Global funds hold more than a third of government debt. That could be seen as a sign of openness and Malaysia’s relative attractiveness. But without concrete steps to modernize the economy, it leaves the economy perennially exposed to emerging-market volatility. It’s troubling to see Malaysia again favoring limits on capital over getting under the economy’s hood. If Malaysia goes too far, it risks “scaring away” foreign investors, warns Brown Brothers Harriman.

Another big question is whether Bank Negara will intervene. The good news is that foreign currency reserves are much higher than in the late 1990s, reaching a peak of $141 billion in 2013. The bad: reserves are about 30% below that level, making Governor Muhammad bin Ibrahim think twice about joining peers in Indonesia and India in supporting currencies. It also limits his latitude to cut interest rates (Malaysia left rates alone yesterday).

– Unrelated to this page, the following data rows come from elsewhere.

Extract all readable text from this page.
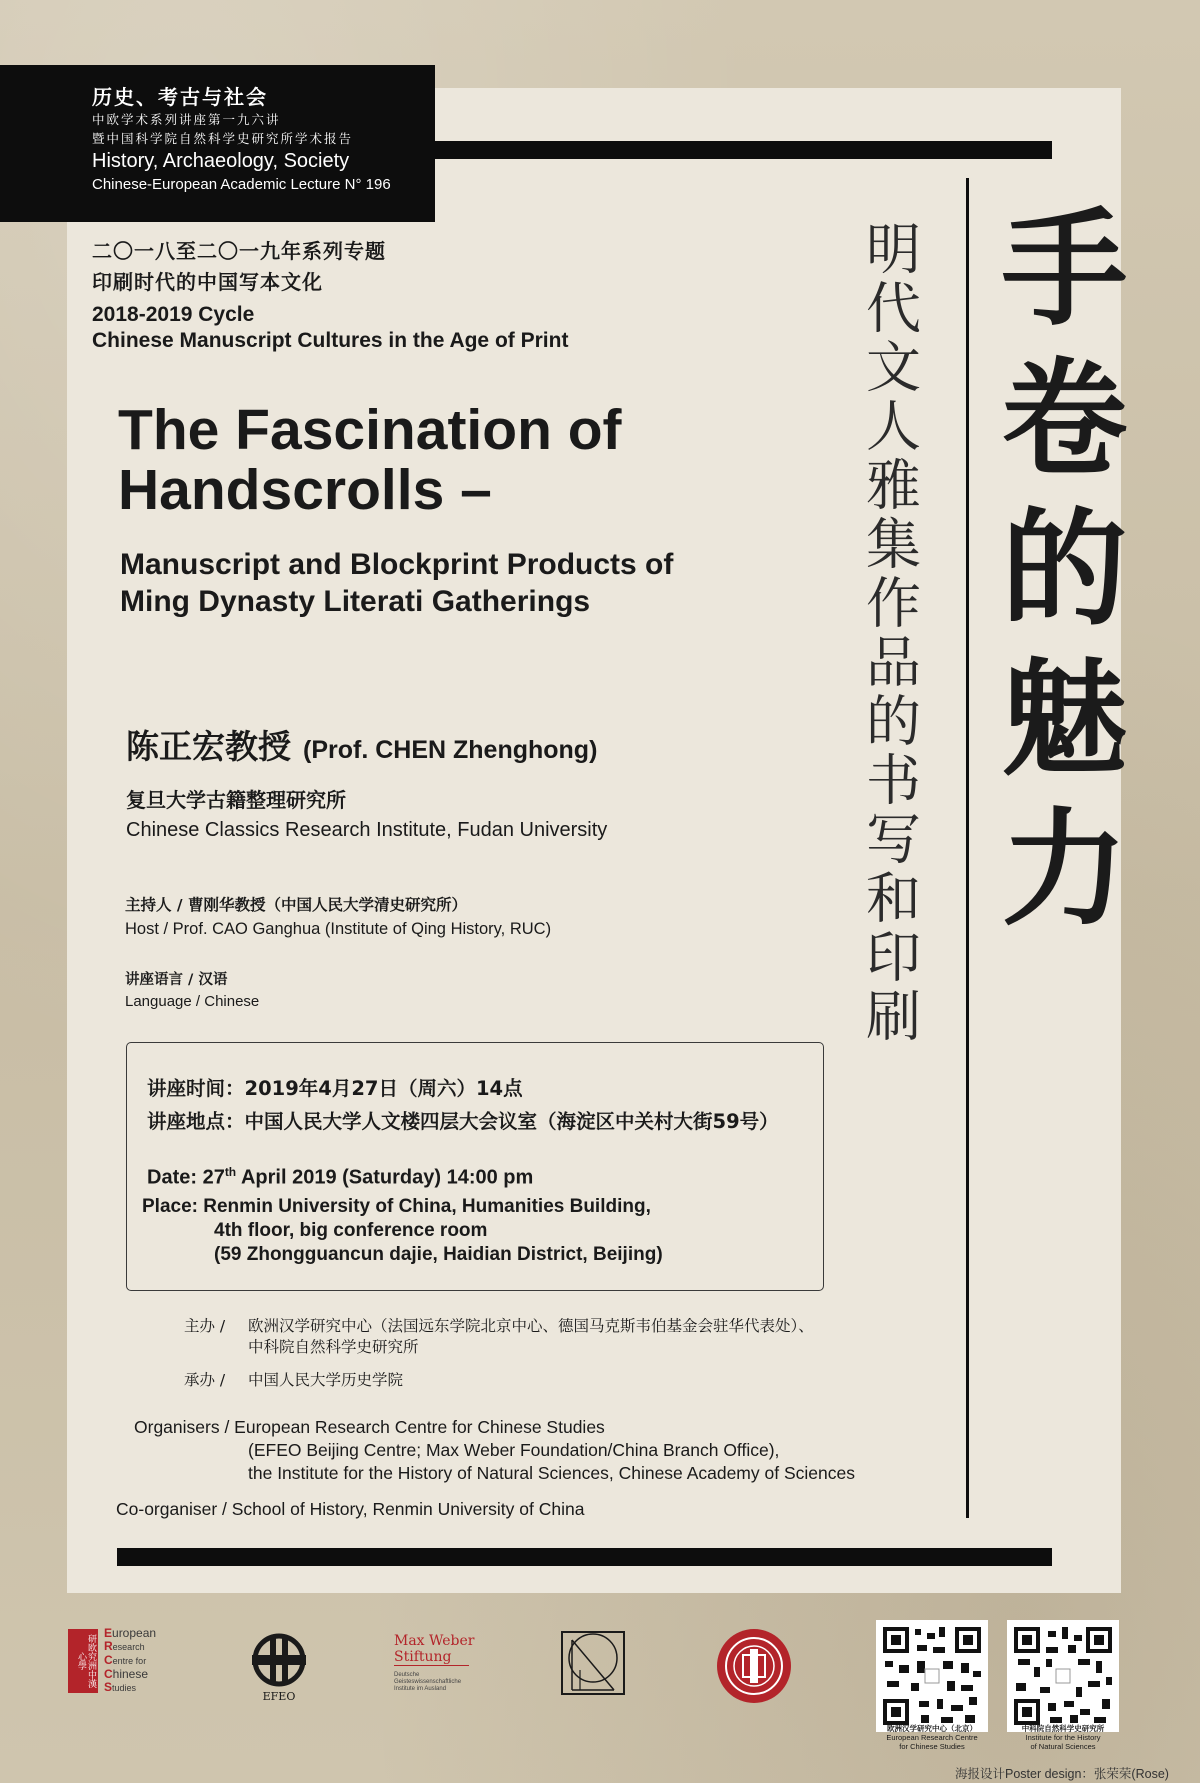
历史、考古与社会
中欧学术系列讲座第一九六讲
暨中国科学院自然科学史研究所学术报告
History, Archaeology, Society
Chinese-European Academic Lecture N° 196
二〇一八至二〇一九年系列专题
印刷时代的中国写本文化
2018-2019 Cycle
Chinese Manuscript Cultures in the Age of Print
The Fascination of
Handscrolls –
Manuscript and Blockprint Products of
Ming Dynasty Literati Gatherings	明代文人雅集作品的书写和印刷 手卷的魅力
陈正宏教授 (Prof. CHEN Zhenghong)
复旦大学古籍整理研究所
Chinese Classics Research Institute, Fudan University
主持人 / 曹刚华教授（中国人民大学清史研究所）
Host / Prof. CAO Ganghua (Institute of Qing History, RUC)
讲座语言 / 汉语
Language / Chinese
讲座时间：2019年4月27日（周六）14点
讲座地点：中国人民大学人文楼四层大会议室（海淀区中关村大街59号）
Date: 27th April 2019 (Saturday) 14:00 pm
Place: Renmin University of China, Humanities Building,
4th floor, big conference room
(59 Zhongguancun dajie, Haidian District, Beijing)
主办 /	欧洲汉学研究中心（法国远东学院北京中心、德国马克斯韦伯基金会驻华代表处）、
中科院自然科学史研究所
承办 /	中国人民大学历史学院
Organisers / European Research Centre for Chinese Studies
(EFEO Beijing Centre; Max Weber Foundation/China Branch Office),
the Institute for the History of Natural Sciences, Chinese Academy of Sciences
Co-organiser / School of History, Renmin University of China
研欧究洲中漢心學
European
Research
Centre for
Chinese
Studies
EFEO
Max Weber
Stiftung
Deutsche Geisteswissenschaftliche Institute im Ausland
欧洲汉学研究中心（北京）
European Research Centre
for Chinese Studies
中科院自然科学史研究所
Institute for the History
of Natural Sciences
海报设计Poster design：张荣荣(Rose)
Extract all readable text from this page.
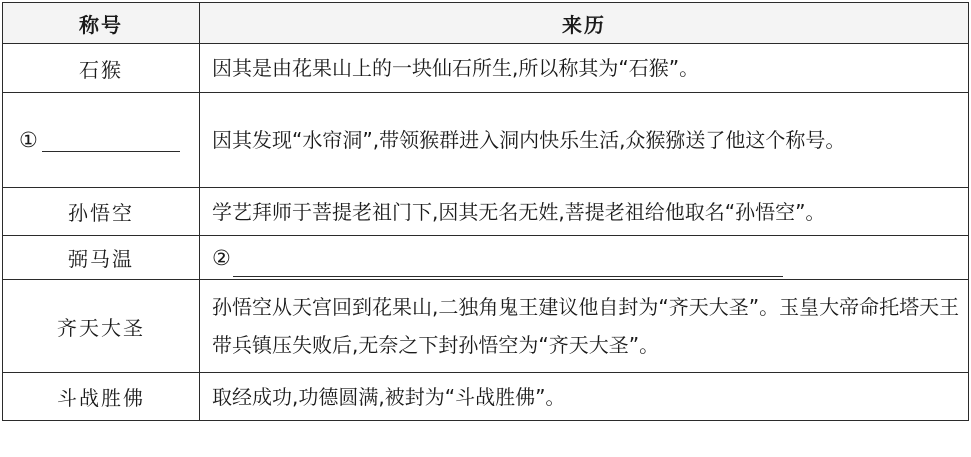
称号	来历
石猴	因其是由花果山上的一块仙石所生,所以称其为“石猴”。

①	因其发现“水帘洞”,带领猴群进入洞内快乐生活,众猴猕送了他这个称号。
孙悟空	学艺拜师于菩提老祖门下,因其无名无姓,菩提老祖给他取名“孙悟空”。
弼马温	②

齐天大圣	孙悟空从天宫回到花果山,二独角鬼王建议他自封为“齐天大圣”。玉皇大帝命托塔天王带兵镇压失败后,无奈之下封孙悟空为“齐天大圣”。
斗战胜佛	取经成功,功德圆满,被封为“斗战胜佛”。
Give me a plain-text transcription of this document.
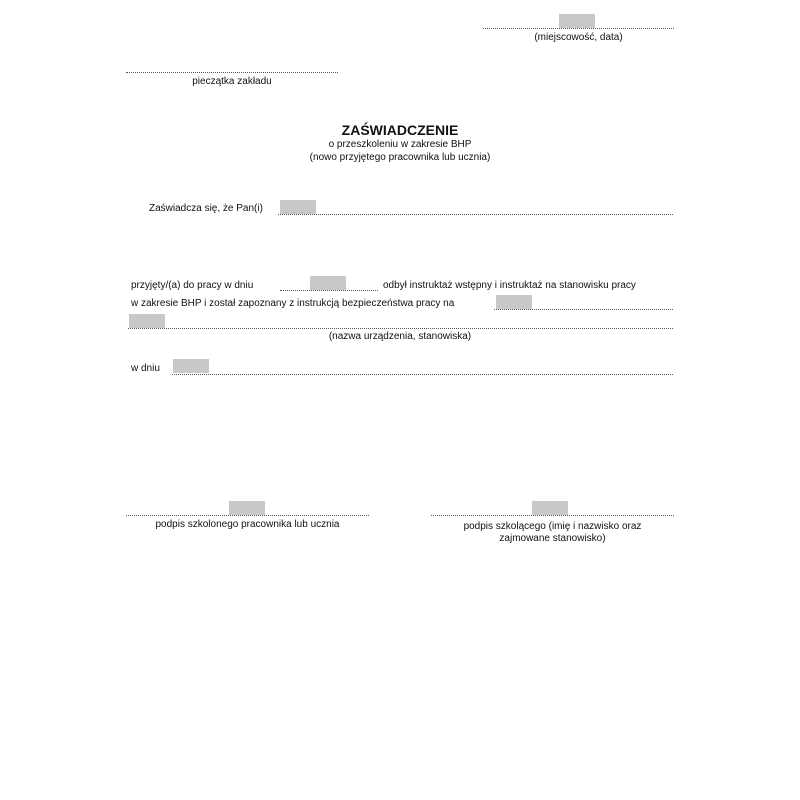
(miejscowość, data)
pieczątka zakładu
ZAŚWIADCZENIE
o przeszkoleniu w zakresie BHP
(nowo przyjętego pracownika lub ucznia)
Zaświadcza się, że Pan(i)
przyjęty/(a) do pracy w dniu	odbył instruktaż wstępny i instruktaż na stanowisku pracy
w zakresie BHP i został zapoznany z instrukcją bezpieczeństwa pracy na
(nazwa urządzenia, stanowiska)
w dniu
podpis szkolonego pracownika lub ucznia	podpis szkolącego (imię i nazwisko oraz
zajmowane stanowisko)
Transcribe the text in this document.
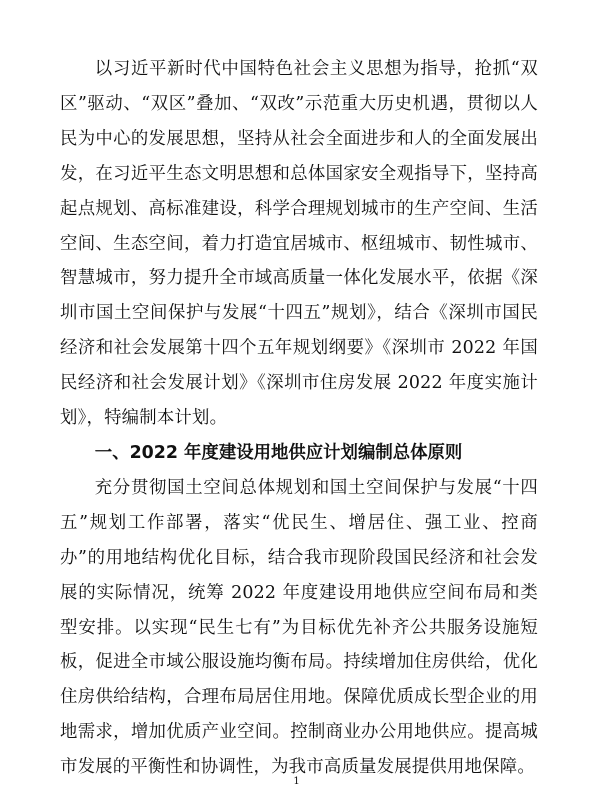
以习近平新时代中国特色社会主义思想为指导，抢抓“双区”驱动、“双区”叠加、“双改”示范重大历史机遇，贯彻以人民为中心的发展思想，坚持从社会全面进步和人的全面发展出发，在习近平生态文明思想和总体国家安全观指导下，坚持高起点规划、高标准建设，科学合理规划城市的生产空间、生活空间、生态空间，着力打造宜居城市、枢纽城市、韧性城市、智慧城市，努力提升全市域高质量一体化发展水平，依据《深圳市国土空间保护与发展“十四五”规划》，结合《深圳市国民经济和社会发展第十四个五年规划纲要》《深圳市 2022 年国民经济和社会发展计划》《深圳市住房发展 2022 年度实施计划》，特编制本计划。

一、2022 年度建设用地供应计划编制总体原则

充分贯彻国土空间总体规划和国土空间保护与发展“十四五”规划工作部署，落实“优民生、增居住、强工业、控商办”的用地结构优化目标，结合我市现阶段国民经济和社会发展的实际情况，统筹 2022 年度建设用地供应空间布局和类型安排。以实现“民生七有”为目标优先补齐公共服务设施短板，促进全市域公服设施均衡布局。持续增加住房供给，优化住房供给结构，合理布局居住用地。保障优质成长型企业的用地需求，增加优质产业空间。控制商业办公用地供应。提高城市发展的平衡性和协调性，为我市高质量发展提供用地保障。

1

But Bank Negara isn’t well placed to control the offshore market in the long run. Traders know that, as of Nov. 15, it only had reserves equivalent to 1.2 times short-term external debt – or enough to handle 8.4 months of retained imports. Not exactly where a developing nation wants to be in 2016.

The onus is on Najib’s government to diversify growth sources. It must dismantle an antiquated affirmative-action program that discriminates against non-Malays, killing innovation, depressing productivity and repelling foreign investment. It also must tackle the crony capitalism that concentrates the benefits of growth among the elites.

Scandals surrounding 1Malaysia Development Berhad, the investment program Najib created in 2009, say it all. Rather than get to the bottom of billions of missing dollars – or the $700 million in Najib’s personal accounts – the ruling United Malays National Organisation circled the wagons, obfuscated and blamed oversees interests looking to embarrass Malaysia. And yet overseas investigators in Hong Kong, Luxembourg, Seychelles, Singapore, Switzerland, the United Arab Emirates and the U.S. are unearthing troubling truths at the root of why investors are turning on Malaysia.

Odds are, Trump will end up copping to any number of market calamities in his four-year term. Emerging economies are right to be worried. But if Najib thinks he can put Malaysia’s troubles at Trump’s Oval Office door, he’s sorely mistaken.